Classes have officially begun and I really enjoy all of them so far…granted I have only had two days of class, but still. I am taking four classes and one seminar class, three in Spanish and two in English.
- Spanish Class: It is the Advanced Spanish class where we just work on improving our grammar, conversing in class, and learning about Spain. All international students get placed in a Spanish class adequate to their level of Spanish based on written and oral exams that we took before classes started.
- Cultural Studies: I think that this class will be my favorite this semester. Our professor has a very clear accent and is extremely passionate about her country. We will be lerning about the culture of Spain, like fútbol, music, food, and history. This class is taught completely in Spanish too.
- Latinamerican Literature: I can already tell that this will be one of my more difficult classes because the professor’s accent is Argentinian–not Spanish–so he speaks much faster and doesn’t enunciate as well as most Spaniards (example: he pronounces calle like Cajé for all you IV people out there). I think that the content will be interesting, but I have to be on top of my reding because its all advanced Spanish literature, which takes me a lot longer to read.
- Gender Perspectives: This class in fully in English, so we read translated literature from European and Spanish authors. Our professor for this class is young and encourges us to talk and share our opinions in class. I have never taken a gender studies or feminist studies class, so I’m excited for this one.
- Aesthetics, Christianity, and Mysticism: This is an English seminar class that I signed up for and I truly could not tell you what it is about. The class starts on Monday, so I can update then. If you have any guesses about what this class will be about based on the class title, please send them my way.
This weekend, we were in desperate need of any sort of body of water. The man-made lake in Retiro wasn’t cutting it anymore, so we decided to make the five-hour trek to Donostia-San Sebastián. It’s a small beach city in the northern most part of the Basque Country in Spain. We spent every day on the beach, so we could soak in as much sun as we could before going back to our uncomfortably hot home of Madrid. On Friday, we hiked up Monte Urgull to Castillo de Santa Cruz de la Mota. There was a historical museum and a massive stone statue of Jesus Christ with a beautiful view of the city below. After, we went to Playa Zuriolla, which is the main surf spot in San Sebastián. The waves at Zuriolla were at least three feet overhead (~8 ft), which made Devs look so small in comparison. I miss surfing in IV 😦
On Saturday, we went to the more popular Playa Kontxa (pronounced Concha) right near our hostel. We were on the beach for hours and I definitely got a little burnt, but I loved every minute of it.

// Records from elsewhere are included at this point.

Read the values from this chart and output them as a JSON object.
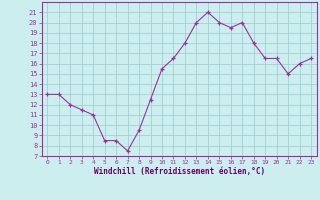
{
  "x": [
    0,
    1,
    2,
    3,
    4,
    5,
    6,
    7,
    8,
    9,
    10,
    11,
    12,
    13,
    14,
    15,
    16,
    17,
    18,
    19,
    20,
    21,
    22,
    23
  ],
  "y": [
    13,
    13,
    12,
    11.5,
    11,
    8.5,
    8.5,
    7.5,
    9.5,
    12.5,
    15.5,
    16.5,
    18,
    20,
    21,
    20,
    19.5,
    20,
    18,
    16.5,
    16.5,
    15,
    16,
    16.5
  ],
  "line_color": "#993399",
  "marker_color": "#993399",
  "bg_color": "#cceeee",
  "grid_color": "#99cccc",
  "xlabel": "Windchill (Refroidissement éolien,°C)",
  "xlabel_color": "#660066",
  "tick_color": "#993399",
  "ylim": [
    7,
    22
  ],
  "xlim": [
    -0.5,
    23.5
  ],
  "yticks": [
    7,
    8,
    9,
    10,
    11,
    12,
    13,
    14,
    15,
    16,
    17,
    18,
    19,
    20,
    21
  ],
  "xticks": [
    0,
    1,
    2,
    3,
    4,
    5,
    6,
    7,
    8,
    9,
    10,
    11,
    12,
    13,
    14,
    15,
    16,
    17,
    18,
    19,
    20,
    21,
    22,
    23
  ],
  "spine_color": "#993399",
  "figsize": [
    3.2,
    2.0
  ],
  "dpi": 100
}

After the beach, we went into the old town to get pintxos (in Basque Country, Spanish is not their national language, so most signs and posters are written in Basque. So, whenever you see a ‘tx’ in aBasque word, it is pronounced like ‘ch’). Pintxos are almost like the tapas that we have in Madrid, but in my opinion, pintxos are so much better. There is a lot more of a variety of food in San Sebastián because it’s a port city. I may have to go back to San Sebastián just for pintxos, who knows.
On Sunday, we watched the famous Regatta in La Kontxa Bay. This is an annual rowing competition that takes place in San Sebastián. It felt like the entire city was there to see the Regatta because people were lined up at every viewpoint around the beach, even up on Monte Urgull. I still don’t really understand how rowing works in Spain aside from the boats looking different, but it was still so cool to see how big the Regatta is to Spaniards. It was such a fun community event to experience even as a tourist.
Another huge reason that I went to San Sebastián was to visit my lovely UCSB pal, Gigi Jackson, who is studying abroad at Universidad del País Vasco. It was the best first weekend away since being in Madrid and I’m so grateful to have friends all over Europe. Next, it’s Gigi’s turn to come visit me 😉
This weekend I got to speak so much Spanish and even got a few compliments on it! I always try to speak Spanish to everyone that I can, whether it’s at a bar or a restaurant, but sometimes servers will immediately speak in English because I look extremely not Spanish. Even when I continue in Spanish, they keep going in English and then it just gets awkward, haha. Gotta keep trying though, am I right? I also found out that when you do dos besos, you’re supposed to move your head to the left first, then the right. You actually “kiss” their right cheek first, but have to move your head to the left. I almost had a few awkward encounters before I was told the right way to do it, lol.
Basically, I had a fantastic weekend and am learning new things about Spain every day, which I am excited to share with you all on here!!